Local producer says being a self-starter is essential in music biz
By Greg Murphy
Trenton resident and music producer Todd Barriage says there’s more to success in the music industry than just talent.
Now 25, Barriage pays his bills, funds a car and is well on his way to buying a house thanks to full-time work recording music at the Borland Studio in his parent’s basement.
Having regular work with recording artists from Ottawa to Toronto, Barriage says he sees a common trait in successful artists and unsuccessful ones.
“You really have to give yourself a 150 per cent. For the first little while you need to forget everything and really focus on your craft to put together the most marketable representation of yourself,” he said, sitting at his desk mixing one of the latest hardcore metal tracks from a Pickering band, Constellations, he’d just worked with.
He says it can be really easy to fall into a path bound for ruin, even if an artist is blessed with musical talent.
“What I see in failing artists are the those that care too much about external factors. So things like expecting to make fans you haven’t truly made yet or trying to get on a label that will never sign you. Expecting anything really is one of the worst things and artist can do. Expecting people to listen to you just because you recorded a song is how to make yourself a failure.”
Barriage says entrepreneurialism and marketing is how he got where he is, something successful artists simply need to have. Being self-employed, innovative and motivated is the key.
Having dropped out of two college programs at George Brown College in Toronto, Barriage started recording music in June 2012.
“I realized the suit and tie slash desk job business world wasn’t for me so I went with the t-shirt and jeans desk job. I intended just on doing it for the summer until I figured out what I was going to do and it just never stopped,” Barriage said.
Working 12 to 18 hour days, Barriage quickly found his free time diminishing. He initially charged $150 to record a song in a studio using bare bones equipment. He said for the amount of work he was doing he was making around $2.00 an hour.
Despite such a low cost of doing business, Barriage said he put everything into each song, making each album as if it was the last one (he) ever did.
“I still wanted each song to sound $500. I knew eventually I want to charge $500 a song but I knew I had to prove that I could do it first,” he said.
He expected to make small returns or none at all when he got started like any business venture. He said he lost money, but that was the cost of doing business in the music industry.
“I treated it like college, I didn’t expect to make very much money. I didn’t expect to do anything for free; I think the worst thing you can ever do is offer it for free because then everyone expects it for free,” he said.

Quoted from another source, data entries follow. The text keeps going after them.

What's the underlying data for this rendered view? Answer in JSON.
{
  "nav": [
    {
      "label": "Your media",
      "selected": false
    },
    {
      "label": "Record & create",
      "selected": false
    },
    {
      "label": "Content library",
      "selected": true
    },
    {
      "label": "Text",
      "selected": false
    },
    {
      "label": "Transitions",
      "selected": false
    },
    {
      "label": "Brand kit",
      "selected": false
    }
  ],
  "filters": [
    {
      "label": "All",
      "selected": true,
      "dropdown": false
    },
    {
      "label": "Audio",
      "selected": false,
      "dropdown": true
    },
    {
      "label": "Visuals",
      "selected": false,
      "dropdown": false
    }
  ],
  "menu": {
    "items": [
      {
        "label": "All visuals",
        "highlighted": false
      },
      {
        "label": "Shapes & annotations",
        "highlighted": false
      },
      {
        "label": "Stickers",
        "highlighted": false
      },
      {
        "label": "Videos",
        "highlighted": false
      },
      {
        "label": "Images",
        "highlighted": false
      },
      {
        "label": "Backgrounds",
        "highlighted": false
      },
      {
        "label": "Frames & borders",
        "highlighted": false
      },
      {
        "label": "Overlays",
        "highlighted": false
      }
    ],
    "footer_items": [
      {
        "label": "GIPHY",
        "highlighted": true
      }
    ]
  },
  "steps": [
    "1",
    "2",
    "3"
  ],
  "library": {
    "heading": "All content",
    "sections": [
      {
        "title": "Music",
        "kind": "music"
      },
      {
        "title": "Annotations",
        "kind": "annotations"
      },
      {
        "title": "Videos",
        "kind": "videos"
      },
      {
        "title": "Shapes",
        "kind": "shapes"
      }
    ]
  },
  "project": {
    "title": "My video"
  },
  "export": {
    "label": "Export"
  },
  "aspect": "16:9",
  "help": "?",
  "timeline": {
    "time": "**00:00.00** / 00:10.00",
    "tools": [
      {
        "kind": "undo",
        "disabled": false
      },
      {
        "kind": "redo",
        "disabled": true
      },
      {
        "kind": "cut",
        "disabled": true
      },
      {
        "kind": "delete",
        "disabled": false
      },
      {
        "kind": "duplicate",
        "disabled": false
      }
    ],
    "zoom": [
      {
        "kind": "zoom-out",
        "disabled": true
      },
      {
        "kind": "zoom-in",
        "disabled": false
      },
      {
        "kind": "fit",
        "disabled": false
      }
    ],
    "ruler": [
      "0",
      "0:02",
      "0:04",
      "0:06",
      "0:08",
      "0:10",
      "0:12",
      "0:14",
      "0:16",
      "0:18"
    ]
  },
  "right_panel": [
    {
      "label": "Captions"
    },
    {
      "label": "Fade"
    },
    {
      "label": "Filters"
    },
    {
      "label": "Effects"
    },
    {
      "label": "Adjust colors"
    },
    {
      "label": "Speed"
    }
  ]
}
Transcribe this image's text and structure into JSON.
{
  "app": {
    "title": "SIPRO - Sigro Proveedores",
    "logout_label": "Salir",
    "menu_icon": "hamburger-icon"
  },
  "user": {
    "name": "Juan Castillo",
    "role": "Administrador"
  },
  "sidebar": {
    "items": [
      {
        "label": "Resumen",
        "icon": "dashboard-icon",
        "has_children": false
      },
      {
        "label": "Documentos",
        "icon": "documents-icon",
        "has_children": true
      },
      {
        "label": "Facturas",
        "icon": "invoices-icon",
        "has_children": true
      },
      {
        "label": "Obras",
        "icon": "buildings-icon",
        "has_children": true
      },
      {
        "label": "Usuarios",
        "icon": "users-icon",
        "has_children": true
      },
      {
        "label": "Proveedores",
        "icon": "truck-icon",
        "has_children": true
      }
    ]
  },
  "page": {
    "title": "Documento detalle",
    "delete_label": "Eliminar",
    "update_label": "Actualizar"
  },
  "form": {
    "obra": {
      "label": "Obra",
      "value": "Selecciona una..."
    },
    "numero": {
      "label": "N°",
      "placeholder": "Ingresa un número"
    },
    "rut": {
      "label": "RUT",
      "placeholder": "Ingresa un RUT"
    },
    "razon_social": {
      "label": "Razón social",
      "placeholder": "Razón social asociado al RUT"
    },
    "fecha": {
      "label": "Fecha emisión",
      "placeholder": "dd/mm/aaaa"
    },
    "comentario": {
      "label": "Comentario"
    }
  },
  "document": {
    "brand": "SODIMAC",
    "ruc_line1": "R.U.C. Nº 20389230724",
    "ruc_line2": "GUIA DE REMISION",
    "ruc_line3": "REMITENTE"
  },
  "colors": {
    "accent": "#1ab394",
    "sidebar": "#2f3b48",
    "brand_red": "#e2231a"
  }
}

Barriage made YouTube videos of cover songs made in his studio to promote and market his business. Having a full schedule booked, with artists constantly streaming into his parent’s Trenton house, his business began marketing itself through word of mouth.
Averaging between 10 to 15 albums a year, Barriage now charges $650 a song. It makes for a comfortable living, but the question remains on his mind about job security.
“I’m lucky that I’m booked usually four to six months in advance. It’s nice to know that I have a job in six months, but I don’t know that I’ll have a job in a year from now,” he said.
For those interested in working in the music industry, Barriage said it takes patience, hard work, a solid marketing plan and the expectation that business – whether you are recording artist or a recording producer – will definitely bounce up and down.
This is a corrected version of an earlier version of this story, which said that Barriage charges $500 a song. Also, the earlier version incorrectly called the Trenton house of his parents, where he has his studio, a townhouse.